Solving $c A + I = (\det A) S$ I have a simple matrix equation $$c A + I = (\det A) S$$ which seems linear (or perhaps quadratic) and involves the determinant of the matrix being solved for. Here, $c$ is a constant, and $S$ is a matrix. How could I solve for $A$, a symmetric matrix in $\mathbb{R}^{k\times k}$? An extremely efficient way of computing $A$ would also be fine.
If it helps solve the problem, then know that $S$ corresponds to a (full-rank) covariance matrix $\frac{2}{n}X X^{\intercal}$, and $c$ corresponds to the norm of a mean-vector $\left\Vert \frac{1}{n}\overline{x}\right\Vert_2 = \frac{1}{n^2}\overline{x}^{\intercal}\overline{x}$.

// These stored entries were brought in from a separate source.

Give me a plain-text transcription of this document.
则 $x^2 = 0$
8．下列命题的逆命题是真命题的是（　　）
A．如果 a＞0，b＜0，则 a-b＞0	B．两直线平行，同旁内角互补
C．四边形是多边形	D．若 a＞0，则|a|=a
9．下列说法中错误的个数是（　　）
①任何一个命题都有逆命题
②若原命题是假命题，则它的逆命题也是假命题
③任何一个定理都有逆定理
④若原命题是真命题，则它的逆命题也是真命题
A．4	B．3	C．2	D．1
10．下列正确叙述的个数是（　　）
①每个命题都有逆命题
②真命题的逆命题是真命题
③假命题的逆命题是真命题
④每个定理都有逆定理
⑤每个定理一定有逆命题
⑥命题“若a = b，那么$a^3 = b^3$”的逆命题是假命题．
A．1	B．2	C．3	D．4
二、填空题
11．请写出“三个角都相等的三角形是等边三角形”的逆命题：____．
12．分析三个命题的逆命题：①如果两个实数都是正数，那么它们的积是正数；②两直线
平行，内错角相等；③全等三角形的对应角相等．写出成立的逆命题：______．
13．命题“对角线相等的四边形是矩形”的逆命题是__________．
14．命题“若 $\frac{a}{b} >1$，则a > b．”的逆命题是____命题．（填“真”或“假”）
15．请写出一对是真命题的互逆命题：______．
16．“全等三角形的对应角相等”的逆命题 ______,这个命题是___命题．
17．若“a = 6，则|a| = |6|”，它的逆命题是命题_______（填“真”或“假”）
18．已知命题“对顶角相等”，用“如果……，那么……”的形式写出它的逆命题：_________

If there is no simple solution, a solution for the $k=2$ case is all I really need.
 A: I'm not sure if this will help or not.
So, let us do case $k=2$.
Let $A$ be a solution and let $Q$ such that $QAQ^{-1}$ is $A$'s Jordan form. Multiplying the equation we get something of form
$$\begin{pmatrix}
c\lambda_1+1 & 0\\
0 & c\lambda_2+1
\end{pmatrix} = \lambda_1 \lambda_2 QSQ^{-1} = \lambda_1 \lambda_2 \begin{pmatrix}
s_1 & 0\\
0 & s_2
\end{pmatrix}$$
which can easily be solved for eigenvalues of $A$. Notice that this works since symmetric matrices are diagonalizable by orthogonal matrix. Also both $A$ and $S$ get into Jordan form under same base change.

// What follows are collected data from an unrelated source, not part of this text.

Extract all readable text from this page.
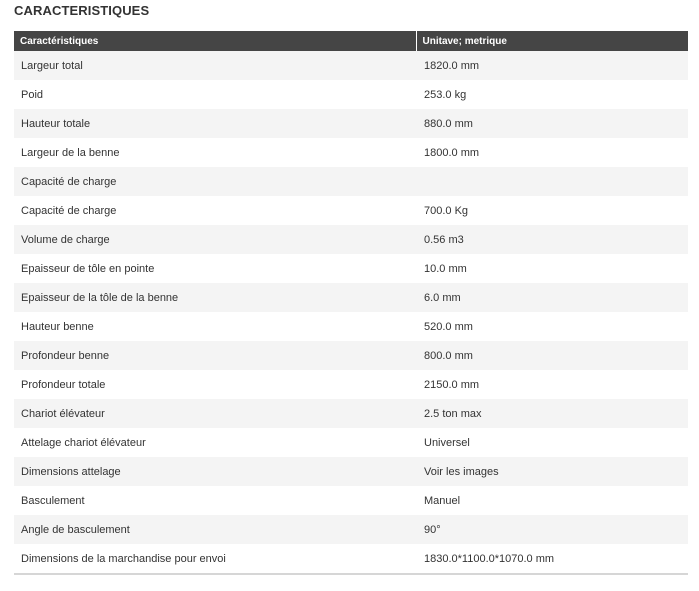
CARACTERISTIQUES
Caractéristiques	Unitave; metrique
Largeur total	1820.0 mm
Poid	253.0 kg
Hauteur totale	880.0 mm
Largeur de la benne	1800.0 mm
Capacité de charge	
Capacité de charge	700.0 Kg
Volume de charge	0.56 m3
Epaisseur de tôle en pointe	10.0 mm
Epaisseur de la tôle de la benne	6.0 mm
Hauteur benne	520.0 mm
Profondeur benne	800.0 mm
Profondeur totale	2150.0 mm
Chariot élévateur	2.5 ton max
Attelage chariot élévateur	Universel
Dimensions attelage	Voir les images
Basculement	Manuel
Angle de basculement	90°
Dimensions de la marchandise pour envoi	1830.0*1100.0*1070.0 mm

Thus, to find solution, diagonalize $S$, calculate eigenvalues of $A$ and return it back: $$A = Q^{-1}\begin{pmatrix}
\lambda_1 & 0\\
0 & \lambda_2
\end{pmatrix}Q.$$
Edit:
To address the issue of finding eigenvalues in higher dimensions.

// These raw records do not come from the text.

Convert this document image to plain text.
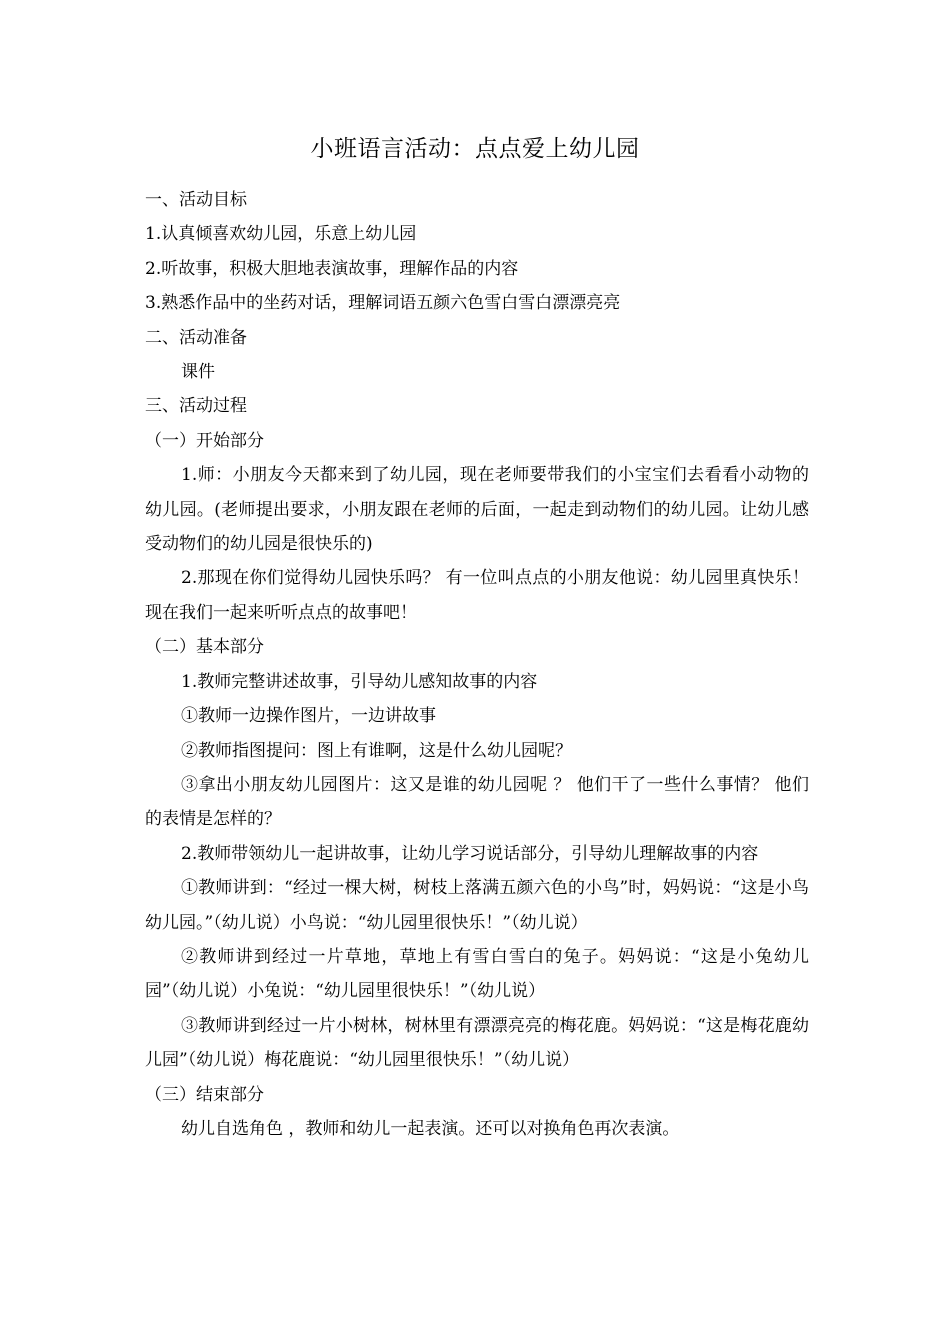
小班语言活动：点点爱上幼儿园

一、活动目标

1.认真倾喜欢幼儿园，乐意上幼儿园

2.听故事，积极大胆地表演故事，理解作品的内容

3.熟悉作品中的坐药对话，理解词语五颜六色雪白雪白漂漂亮亮

二、活动准备

课件

三、活动过程

（一）开始部分

1.师：小朋友今天都来到了幼儿园，现在老师要带我们的小宝宝们去看看小动物的幼儿园。(老师提出要求，小朋友跟在老师的后面，一起走到动物们的幼儿园。让幼儿感受动物们的幼儿园是很快乐的)

2.那现在你们觉得幼儿园快乐吗？ 有一位叫点点的小朋友他说：幼儿园里真快乐！现在我们一起来听听点点的故事吧！

（二）基本部分

1.教师完整讲述故事，引导幼儿感知故事的内容

①教师一边操作图片，一边讲故事

②教师指图提问：图上有谁啊，这是什么幼儿园呢？

③拿出小朋友幼儿园图片：这又是谁的幼儿园呢 ？ 他们干了一些什么事情？ 他们的表情是怎样的？

2.教师带领幼儿一起讲故事，让幼儿学习说话部分，引导幼儿理解故事的内容

①教师讲到：“经过一棵大树，树枝上落满五颜六色的小鸟”时，妈妈说：“这是小鸟幼儿园。”（幼儿说）小鸟说：“幼儿园里很快乐！”（幼儿说）

②教师讲到经过一片草地，草地上有雪白雪白的兔子。妈妈说：“这是小兔幼儿园”（幼儿说）小兔说：“幼儿园里很快乐！”（幼儿说）

③教师讲到经过一片小树林，树林里有漂漂亮亮的梅花鹿。妈妈说：“这是梅花鹿幼儿园”（幼儿说）梅花鹿说：“幼儿园里很快乐！”（幼儿说）

（三）结束部分

幼儿自选角色 ，教师和幼儿一起表演。还可以对换角色再次表演。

Since we have $c\lambda_i+1 = s_i\prod\lambda_j$, we can see that $\frac{c\lambda_i+1}{s_i}$ is constant, let us denote it by $d$. So, we have $c\lambda_i+1 =s_id\implies \lambda_i =\frac{ds_i-1}{c}$. Finally, to find $d$, you need to solve $\prod\frac{ds_i-1}{c} = d$, which can be done for $k\leq 4$ by Abel-Ruffini theorem, otherwise you would have to do it numerically.